Creation of an affordable housing fund

Two other past articles will tackle the housing crisis from another angle.

“I can’t say it more strongly. We had a housing crisis before the pandemic. Now it’s on steroids, ”Cyr said while discussing sections 19 and 20 of the petitions. These measures will increase the local excise tax on room occupancy by 2% and establish an affordable housing stabilization fund – with 33% of the annual excise tax on room occupancy dedicated to this fund.

Truro's annual town hall meeting was held outdoors on Saturday, June 26, at the Truro Central School ball field.

Many community members were unable to attend because they were working or were at home with their children, resident Mara Glatzel told voters at the meeting, in support of the two articles.

“We act like everyone is in the room,” Glatzel said.

Efforts like an affordable housing stabilization fund are essential, and it will take much more than that, she said.

Some voters expressed concern that they did not want another fund established because several funds already exist, such as the City General Fund or the City Affordable Housing Trust Fund.

Setting money aside for a certain purpose keeps the money from evaporating, Cyr said of the importance of the stabilization fund. He compared it to a savings account for housing projects. The allocation of money within the fund would be discussed at future city meetings, supporters said.

Childcare voucher pilot pass

A pilot program of childcare vouchers for 2-year-olds was adopted at the request of the Board of Directors, with modifications on the basis of a citizens’ petition.

The school currently has a pre-K program for children ages 3 and up.

The Eastham-inspired voucher program is aimed at Truro families or Truro City employees with children. The program is one year. The voucher would be direct tuition assistance for state-approved child care services up to a maximum of $ 7,500 for each eligible child.

While one citizen spoke out against the article, saying in part that the program should be based on financial need, many others spoke in favor.

“We want families to thrive here,” said one voter.

The voucher program would not only help young families, but would better help support an economy year round, supporters said.

The similar citizen petition had no mechanism to pay for the program and was postponed indefinitely on Saturday.
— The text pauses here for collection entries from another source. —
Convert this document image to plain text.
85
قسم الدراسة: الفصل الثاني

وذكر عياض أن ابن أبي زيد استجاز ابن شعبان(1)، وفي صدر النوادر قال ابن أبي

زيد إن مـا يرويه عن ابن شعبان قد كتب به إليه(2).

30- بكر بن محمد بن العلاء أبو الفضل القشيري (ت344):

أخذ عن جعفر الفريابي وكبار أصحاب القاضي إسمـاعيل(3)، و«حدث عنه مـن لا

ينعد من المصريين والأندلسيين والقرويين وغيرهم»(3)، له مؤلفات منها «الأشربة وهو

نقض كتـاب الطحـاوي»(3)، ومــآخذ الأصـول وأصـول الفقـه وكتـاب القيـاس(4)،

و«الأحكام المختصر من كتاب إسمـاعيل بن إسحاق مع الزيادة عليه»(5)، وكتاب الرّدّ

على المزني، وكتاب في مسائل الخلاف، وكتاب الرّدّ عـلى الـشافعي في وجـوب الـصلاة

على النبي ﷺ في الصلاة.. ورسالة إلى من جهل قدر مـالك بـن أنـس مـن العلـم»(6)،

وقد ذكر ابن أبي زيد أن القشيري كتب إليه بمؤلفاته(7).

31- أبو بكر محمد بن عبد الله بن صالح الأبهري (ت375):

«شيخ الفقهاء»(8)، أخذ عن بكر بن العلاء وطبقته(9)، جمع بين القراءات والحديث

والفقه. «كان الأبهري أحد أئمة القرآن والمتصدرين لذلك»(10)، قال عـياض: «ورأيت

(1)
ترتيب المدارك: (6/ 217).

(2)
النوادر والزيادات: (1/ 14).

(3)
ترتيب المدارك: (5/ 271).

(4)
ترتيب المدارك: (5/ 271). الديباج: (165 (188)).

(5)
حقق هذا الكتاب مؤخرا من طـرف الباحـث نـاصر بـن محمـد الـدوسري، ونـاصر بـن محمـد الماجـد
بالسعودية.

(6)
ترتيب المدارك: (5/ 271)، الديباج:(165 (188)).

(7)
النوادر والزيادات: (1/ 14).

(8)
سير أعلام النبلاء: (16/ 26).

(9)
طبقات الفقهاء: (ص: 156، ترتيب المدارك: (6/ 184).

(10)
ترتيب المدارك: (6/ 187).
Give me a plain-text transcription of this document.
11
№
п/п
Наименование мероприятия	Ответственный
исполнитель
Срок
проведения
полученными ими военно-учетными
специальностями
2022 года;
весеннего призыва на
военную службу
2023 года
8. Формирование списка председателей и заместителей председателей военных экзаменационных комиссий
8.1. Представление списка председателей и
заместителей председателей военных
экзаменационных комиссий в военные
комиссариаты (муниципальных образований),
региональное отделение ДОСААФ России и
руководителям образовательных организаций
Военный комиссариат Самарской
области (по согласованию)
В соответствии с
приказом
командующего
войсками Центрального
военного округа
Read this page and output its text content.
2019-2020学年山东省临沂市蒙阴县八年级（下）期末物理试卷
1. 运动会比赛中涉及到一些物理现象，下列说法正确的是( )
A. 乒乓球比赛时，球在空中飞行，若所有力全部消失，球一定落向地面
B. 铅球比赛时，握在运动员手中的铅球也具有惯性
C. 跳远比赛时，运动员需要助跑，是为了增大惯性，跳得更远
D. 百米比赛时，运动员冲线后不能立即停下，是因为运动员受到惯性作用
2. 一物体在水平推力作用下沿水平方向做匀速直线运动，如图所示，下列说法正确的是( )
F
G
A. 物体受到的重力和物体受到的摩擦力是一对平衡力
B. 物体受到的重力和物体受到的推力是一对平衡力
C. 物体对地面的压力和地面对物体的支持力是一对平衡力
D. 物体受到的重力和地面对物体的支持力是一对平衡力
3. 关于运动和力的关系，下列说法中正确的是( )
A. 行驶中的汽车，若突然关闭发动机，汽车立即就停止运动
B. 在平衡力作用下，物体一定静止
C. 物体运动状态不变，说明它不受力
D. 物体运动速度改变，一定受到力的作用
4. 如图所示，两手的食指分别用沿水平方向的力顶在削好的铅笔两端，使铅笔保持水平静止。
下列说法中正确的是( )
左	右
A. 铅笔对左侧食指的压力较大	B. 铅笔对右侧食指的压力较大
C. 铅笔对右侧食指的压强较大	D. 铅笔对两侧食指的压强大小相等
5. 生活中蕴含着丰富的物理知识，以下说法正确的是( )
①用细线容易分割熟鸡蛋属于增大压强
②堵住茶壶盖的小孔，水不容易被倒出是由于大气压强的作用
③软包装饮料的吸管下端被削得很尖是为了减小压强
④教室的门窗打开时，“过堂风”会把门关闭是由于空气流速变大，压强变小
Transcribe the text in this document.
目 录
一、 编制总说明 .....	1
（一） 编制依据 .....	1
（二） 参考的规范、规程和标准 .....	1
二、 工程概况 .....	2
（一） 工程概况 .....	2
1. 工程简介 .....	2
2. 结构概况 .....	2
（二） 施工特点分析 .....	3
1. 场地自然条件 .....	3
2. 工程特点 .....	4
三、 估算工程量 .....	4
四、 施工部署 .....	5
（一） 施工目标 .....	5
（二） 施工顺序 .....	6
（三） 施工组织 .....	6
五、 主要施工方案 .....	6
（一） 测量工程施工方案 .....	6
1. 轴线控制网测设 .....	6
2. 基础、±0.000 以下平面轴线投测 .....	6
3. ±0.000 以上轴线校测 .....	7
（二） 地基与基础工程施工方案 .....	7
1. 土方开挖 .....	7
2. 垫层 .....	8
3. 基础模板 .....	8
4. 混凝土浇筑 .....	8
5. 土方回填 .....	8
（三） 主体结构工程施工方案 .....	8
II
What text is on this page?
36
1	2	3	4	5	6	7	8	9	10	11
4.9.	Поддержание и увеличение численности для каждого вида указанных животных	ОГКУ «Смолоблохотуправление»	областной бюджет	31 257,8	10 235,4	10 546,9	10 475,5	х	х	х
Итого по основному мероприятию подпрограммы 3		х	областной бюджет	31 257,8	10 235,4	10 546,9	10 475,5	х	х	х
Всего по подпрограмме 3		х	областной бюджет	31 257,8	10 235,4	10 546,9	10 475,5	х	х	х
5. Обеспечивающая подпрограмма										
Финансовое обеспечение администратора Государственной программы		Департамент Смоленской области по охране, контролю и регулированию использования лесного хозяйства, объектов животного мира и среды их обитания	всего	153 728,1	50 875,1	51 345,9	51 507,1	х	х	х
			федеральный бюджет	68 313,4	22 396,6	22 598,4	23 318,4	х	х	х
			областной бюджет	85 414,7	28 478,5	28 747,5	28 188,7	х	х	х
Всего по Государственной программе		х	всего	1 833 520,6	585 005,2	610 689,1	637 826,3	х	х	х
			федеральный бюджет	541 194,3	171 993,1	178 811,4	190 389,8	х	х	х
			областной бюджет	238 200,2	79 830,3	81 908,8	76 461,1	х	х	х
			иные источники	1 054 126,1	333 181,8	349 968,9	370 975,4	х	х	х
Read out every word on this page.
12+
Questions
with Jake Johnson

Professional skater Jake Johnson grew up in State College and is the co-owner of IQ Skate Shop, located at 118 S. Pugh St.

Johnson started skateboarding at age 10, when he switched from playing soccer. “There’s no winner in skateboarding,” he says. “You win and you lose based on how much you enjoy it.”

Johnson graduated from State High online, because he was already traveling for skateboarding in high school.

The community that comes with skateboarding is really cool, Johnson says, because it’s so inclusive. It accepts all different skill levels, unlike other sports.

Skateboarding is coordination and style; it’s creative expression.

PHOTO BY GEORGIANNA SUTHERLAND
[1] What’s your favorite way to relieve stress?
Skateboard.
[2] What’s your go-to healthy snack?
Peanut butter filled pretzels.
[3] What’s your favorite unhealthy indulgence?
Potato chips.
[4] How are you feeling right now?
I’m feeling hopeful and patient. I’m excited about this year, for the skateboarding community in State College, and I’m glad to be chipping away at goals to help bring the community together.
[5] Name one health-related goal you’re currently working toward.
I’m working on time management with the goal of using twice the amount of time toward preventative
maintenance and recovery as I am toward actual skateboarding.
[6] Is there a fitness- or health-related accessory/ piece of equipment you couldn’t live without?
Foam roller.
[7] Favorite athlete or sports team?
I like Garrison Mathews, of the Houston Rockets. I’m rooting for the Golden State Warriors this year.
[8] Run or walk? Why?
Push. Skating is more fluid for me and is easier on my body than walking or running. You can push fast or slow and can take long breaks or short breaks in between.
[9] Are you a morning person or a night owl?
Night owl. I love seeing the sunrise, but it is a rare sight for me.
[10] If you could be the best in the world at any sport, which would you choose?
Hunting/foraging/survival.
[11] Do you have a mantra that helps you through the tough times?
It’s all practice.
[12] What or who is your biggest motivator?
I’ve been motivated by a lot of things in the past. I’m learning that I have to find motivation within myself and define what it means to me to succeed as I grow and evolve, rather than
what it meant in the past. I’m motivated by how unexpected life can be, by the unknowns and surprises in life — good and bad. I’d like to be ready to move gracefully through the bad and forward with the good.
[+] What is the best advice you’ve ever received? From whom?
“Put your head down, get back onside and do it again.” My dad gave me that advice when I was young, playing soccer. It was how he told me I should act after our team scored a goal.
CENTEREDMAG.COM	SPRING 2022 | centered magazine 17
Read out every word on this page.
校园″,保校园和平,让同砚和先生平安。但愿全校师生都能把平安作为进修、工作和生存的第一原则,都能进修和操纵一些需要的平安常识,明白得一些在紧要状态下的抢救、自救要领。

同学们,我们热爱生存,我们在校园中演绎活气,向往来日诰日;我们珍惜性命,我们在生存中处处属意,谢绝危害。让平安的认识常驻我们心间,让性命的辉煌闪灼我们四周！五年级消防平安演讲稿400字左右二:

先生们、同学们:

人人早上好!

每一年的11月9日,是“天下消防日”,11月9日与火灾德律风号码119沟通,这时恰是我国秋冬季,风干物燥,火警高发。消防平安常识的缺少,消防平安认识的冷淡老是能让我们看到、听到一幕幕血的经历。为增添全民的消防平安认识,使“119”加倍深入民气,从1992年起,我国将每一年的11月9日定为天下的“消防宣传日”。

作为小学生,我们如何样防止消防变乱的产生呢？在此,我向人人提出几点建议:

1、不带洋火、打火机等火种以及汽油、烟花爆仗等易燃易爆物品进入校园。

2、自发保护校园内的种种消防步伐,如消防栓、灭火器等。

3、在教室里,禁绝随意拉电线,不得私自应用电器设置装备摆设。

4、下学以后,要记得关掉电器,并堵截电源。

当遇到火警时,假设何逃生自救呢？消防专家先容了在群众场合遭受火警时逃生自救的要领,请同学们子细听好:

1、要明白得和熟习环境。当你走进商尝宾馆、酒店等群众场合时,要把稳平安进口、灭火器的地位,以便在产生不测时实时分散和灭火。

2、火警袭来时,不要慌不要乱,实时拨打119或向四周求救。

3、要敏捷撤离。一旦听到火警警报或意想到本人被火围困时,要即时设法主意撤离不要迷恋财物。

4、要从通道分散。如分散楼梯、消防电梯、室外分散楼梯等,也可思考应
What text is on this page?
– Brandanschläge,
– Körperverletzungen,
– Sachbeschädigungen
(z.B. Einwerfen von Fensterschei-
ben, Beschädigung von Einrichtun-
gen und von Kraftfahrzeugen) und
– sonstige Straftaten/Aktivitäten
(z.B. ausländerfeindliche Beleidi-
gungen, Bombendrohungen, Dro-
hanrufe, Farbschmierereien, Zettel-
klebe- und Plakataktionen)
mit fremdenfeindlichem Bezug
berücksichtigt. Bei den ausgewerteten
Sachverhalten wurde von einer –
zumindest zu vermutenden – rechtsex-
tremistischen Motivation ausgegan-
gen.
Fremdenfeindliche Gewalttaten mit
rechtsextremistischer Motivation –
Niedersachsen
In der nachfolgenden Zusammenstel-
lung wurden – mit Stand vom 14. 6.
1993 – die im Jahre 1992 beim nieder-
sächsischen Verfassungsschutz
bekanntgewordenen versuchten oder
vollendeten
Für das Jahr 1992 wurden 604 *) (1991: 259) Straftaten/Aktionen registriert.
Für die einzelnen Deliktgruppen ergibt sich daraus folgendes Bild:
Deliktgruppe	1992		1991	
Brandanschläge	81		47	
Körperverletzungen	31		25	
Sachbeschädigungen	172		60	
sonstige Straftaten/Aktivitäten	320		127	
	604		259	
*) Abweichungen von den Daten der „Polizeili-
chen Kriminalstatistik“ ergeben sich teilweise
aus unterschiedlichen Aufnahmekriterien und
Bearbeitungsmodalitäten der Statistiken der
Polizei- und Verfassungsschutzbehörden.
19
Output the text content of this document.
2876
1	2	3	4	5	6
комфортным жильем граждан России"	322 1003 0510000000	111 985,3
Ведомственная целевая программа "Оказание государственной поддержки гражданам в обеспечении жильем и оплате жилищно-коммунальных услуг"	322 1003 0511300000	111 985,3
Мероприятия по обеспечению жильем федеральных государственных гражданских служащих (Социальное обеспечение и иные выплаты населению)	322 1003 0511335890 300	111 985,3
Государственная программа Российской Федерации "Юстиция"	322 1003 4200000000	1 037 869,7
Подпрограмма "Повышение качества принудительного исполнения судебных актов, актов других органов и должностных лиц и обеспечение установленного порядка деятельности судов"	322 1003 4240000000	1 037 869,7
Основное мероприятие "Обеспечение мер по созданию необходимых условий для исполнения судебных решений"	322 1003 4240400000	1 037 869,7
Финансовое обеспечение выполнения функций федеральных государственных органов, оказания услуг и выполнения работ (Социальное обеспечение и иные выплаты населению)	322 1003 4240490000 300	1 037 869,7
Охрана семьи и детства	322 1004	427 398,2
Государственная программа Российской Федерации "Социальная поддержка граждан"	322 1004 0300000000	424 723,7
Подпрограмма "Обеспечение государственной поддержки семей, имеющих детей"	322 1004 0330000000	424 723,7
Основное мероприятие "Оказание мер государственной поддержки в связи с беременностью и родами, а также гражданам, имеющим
Year-round rental housing trust passes

Truro voter Raphael Richter championed housing initiatives at the June 26 annual town hall meeting in Truro.

A citizens’ petition creating a year-round rental housing trust was also adopted.

The creation of the trust is a first step in helping families who earn more money than traditional categories of affordable housing, but still cannot afford housing in Truro, said petitioner Raphael Richter.

A family that earns about $ 80,000 a year and has a few children often has to move out of Truro because the rental market fails them, and they are disqualified for housing traditionally considered affordable housing, Richter said.

No money was asked of city voters with the vote to build confidence, Richter said. In the future, this could be a possibility, although the trust may also receive funding through other means such as grants, he said.